Fear stems from alienation from the Self or God through false identification with the body.  Death always frightens people who think they are the body.  Yet death never affects the Self.  Disintegration occurs only in the five elements that constitute the gross body-earth (hardness), water (liquidity), fire (heat), air (movement), and ether (space). We step out of these gross elements much as we would step out of a worn-out garment.

Knowing this intellectually is one thing; experiencing it is another.  I suggest that you begin spiritual practices with daily study and deep reflection on the scripture Self-Knowledge (Atma Bodha) by Sri Adi Shankaracharya, and on the words of Sri Ramana Maharshi.  Invite friends to your home, ones who suffer as you do from the agonizing fear of death, and share the readings with them.  In that way, you will make the best use of the space and time available to you.  When you sense an inner desire to meditate, ask a good yoga teacher for guidance.  Meditation can take you beyond body consciousness.  It can lead you to the experience of yourself as boundless spirit.

Clyde:  I thought that only monks had experience like that.

Darshani:  Anyone who yearns for it, and works for it, can have it.  In the book Cosmic Consciousness Dr.

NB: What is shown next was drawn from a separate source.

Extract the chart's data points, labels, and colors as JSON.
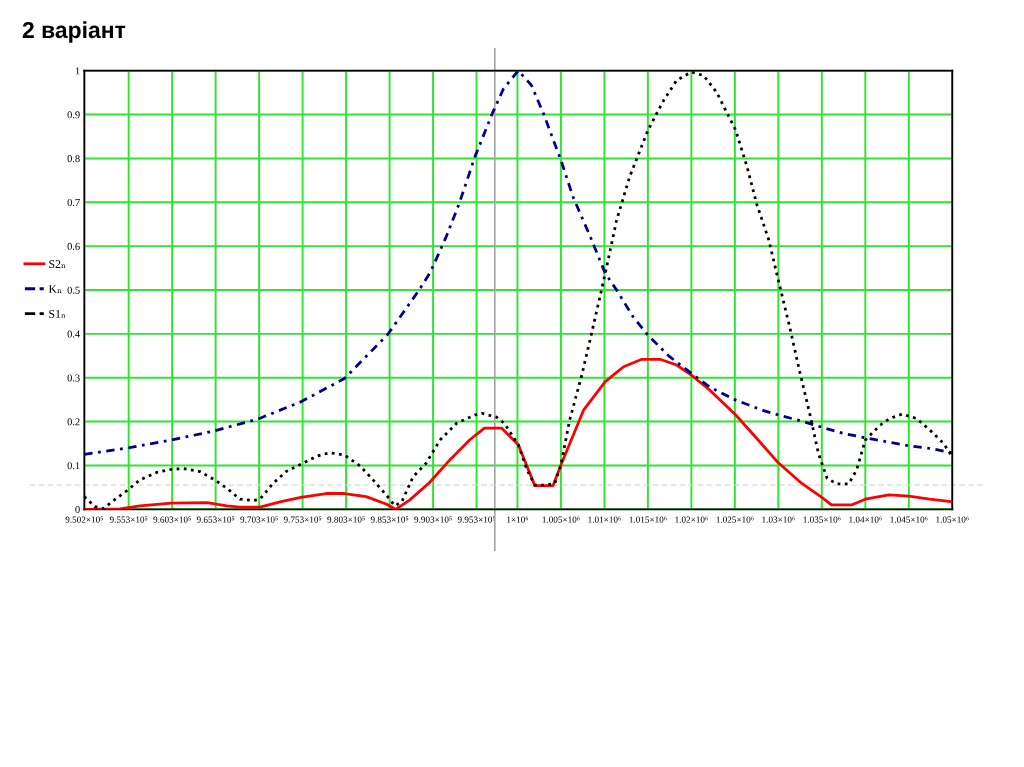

Richard Bucke records transcendental experiences of people like Bacon, Blake, Whitman, Emerson, Thoreau, Swedenborg, Spinoza, and others. They were not monks; yet among their common spiritual experiences were an all-embracing light, the sense of immortality, and an instantaneous loss of fear.

For the fear of death, no antidote has more power than the knowledge of who we really are.